Mesdames et Messieurs les Préfets,
S'il est un sujet sur lequel vous attendez légitimement de connaître les intentions du nouveau Gouvernement, c'est sûrement celui de la décentralisation.
Je voudrais vous dire, d'emblée, que cette réforme capitale, voulue et explicitée par le Premier Ministre dès sa prise de fonctions il y a deux ans, va être poursuivie et menée à son terme avec une détermination totale.
Vous savez avec quelle énergie le Premier Ministre, Nicolas Sarkozy et Patrick Devedjian ont initié cette réforme. L'acte II de la décentralisation a été voté en première lecture par chaque Assemblée. C'est l'aboutissement d'une première étape : un travail considérable a été accompli, à travers les Assises des libertés locales, lancées par mon prédécesseur, et que vous avez organisées avec beaucoup de succès. Puis le Parlement a permis d'améliorer de façon importante le texte, par un débat riche et fructueux.
Les jours qui ont suivi le second tour des élections régionales ont donné lieu, j'en ai bien conscience, à un peu de confusion. L'opposition, forte de ses nouvelles conquêtes, s'est prise à rêver de je ne sais quel système fédéral -voire de créer des "contrepouvoirs"- pour reprendre la formule d'un président de région nouvellement élu. Certains membres de la majorité parlementaire ont, quant à eux, émis des craintes quant à la lisibilité du projet tel qu'il est aujourd'hui.
Voilà pourquoi Dominique de Villepin et moi-même avons eu à cur de franchir le plus vite possible ce cap préalable avec le vote solennel du texte en première lecture. C'est chose faite. Il nous reste donc maintenant à parler de l'avenir.
Je voudrais aujourd'hui le faire devant vous en mettant les choses à plat pour vous indiquer les lignes précises de la politique que je mènerai sous l'impulsion et aux côtés de Dominique de Villepin dans ce domaine.
I. Les objectifs de la réforme sont clairs
1) Nous poursuivons la réforme avec une détermination totale
Je connais vos interrogations et vos inquiétudes, et c'est pourquoi je veux vous dire avec fermeté : il n'est pas question pour le Gouvernement de laisser la réforme s'enliser. Notre objectif est clair : ne pas retarder le texte.

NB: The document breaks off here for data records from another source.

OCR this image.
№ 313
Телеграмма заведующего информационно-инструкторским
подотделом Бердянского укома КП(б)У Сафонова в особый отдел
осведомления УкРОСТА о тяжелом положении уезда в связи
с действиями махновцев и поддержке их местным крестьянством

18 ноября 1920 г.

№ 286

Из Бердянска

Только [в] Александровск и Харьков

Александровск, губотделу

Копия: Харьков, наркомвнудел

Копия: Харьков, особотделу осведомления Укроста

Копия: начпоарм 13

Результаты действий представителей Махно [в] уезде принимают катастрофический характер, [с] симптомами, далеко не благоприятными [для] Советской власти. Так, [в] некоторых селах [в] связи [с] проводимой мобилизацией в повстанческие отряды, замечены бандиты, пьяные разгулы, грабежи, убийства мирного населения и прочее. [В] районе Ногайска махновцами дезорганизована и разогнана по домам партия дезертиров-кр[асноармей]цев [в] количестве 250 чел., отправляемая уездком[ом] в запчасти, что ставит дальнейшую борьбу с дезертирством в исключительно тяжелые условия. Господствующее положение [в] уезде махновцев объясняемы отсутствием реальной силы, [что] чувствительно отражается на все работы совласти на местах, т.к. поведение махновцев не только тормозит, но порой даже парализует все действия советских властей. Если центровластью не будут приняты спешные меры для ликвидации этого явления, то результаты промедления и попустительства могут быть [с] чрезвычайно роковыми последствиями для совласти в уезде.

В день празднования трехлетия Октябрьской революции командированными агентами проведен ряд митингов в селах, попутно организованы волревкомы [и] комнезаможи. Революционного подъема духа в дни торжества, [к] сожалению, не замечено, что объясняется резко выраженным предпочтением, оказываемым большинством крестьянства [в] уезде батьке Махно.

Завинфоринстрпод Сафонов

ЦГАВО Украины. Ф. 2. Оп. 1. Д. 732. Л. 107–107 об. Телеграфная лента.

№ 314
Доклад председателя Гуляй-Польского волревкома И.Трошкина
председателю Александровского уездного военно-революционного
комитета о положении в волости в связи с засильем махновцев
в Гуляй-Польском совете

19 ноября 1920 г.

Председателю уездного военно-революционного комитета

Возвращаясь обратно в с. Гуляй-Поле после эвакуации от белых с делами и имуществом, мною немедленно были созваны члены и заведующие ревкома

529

Nous devons en effet répondre aux attentes des Français, qui ne cessent de nous demander une réforme de l'Etat et une modernisation de nos institutions, pour plus d'efficacité publique.
Vous, vous le savez bien. On ne décentralise pas par idéologie, ni parce que c'est la mode, ni pour faire plaisir à telle ou telle catégorie d'élus, mais en ayant pleinement conscience des intérêts à long terme de notre pays, avec pour seul souci celui de l'efficacité publique : élu de terrain depuis 1995, dans une ville qui concentre toutes les difficultés de la France d'aujourd'hui, j'ai conscience comme vous que le premier souci des Français n'est pas de savoir qui exerce telle ou telle compétence. Ils veulent que le service qu'on leur rend soit le meilleur possible, et que ce soit fait au juste coût.
Le texte que nous proposons, dans ses grandes lignes, nous permet d'être au rendez-vous pour répondre à ces attentes, tout en veillant à la nécessaire affirmation de l'autorité de l'Etat.
2) Le calendrier sera tenu
Le vote en première lecture ayant été acquis, dans les deux assemblées, nous sommes aujourd'hui au milieu du gué : le nouveau contexte politique nous amène naturellement à avoir un échange approfondi avec les nouvelles associations d'élus.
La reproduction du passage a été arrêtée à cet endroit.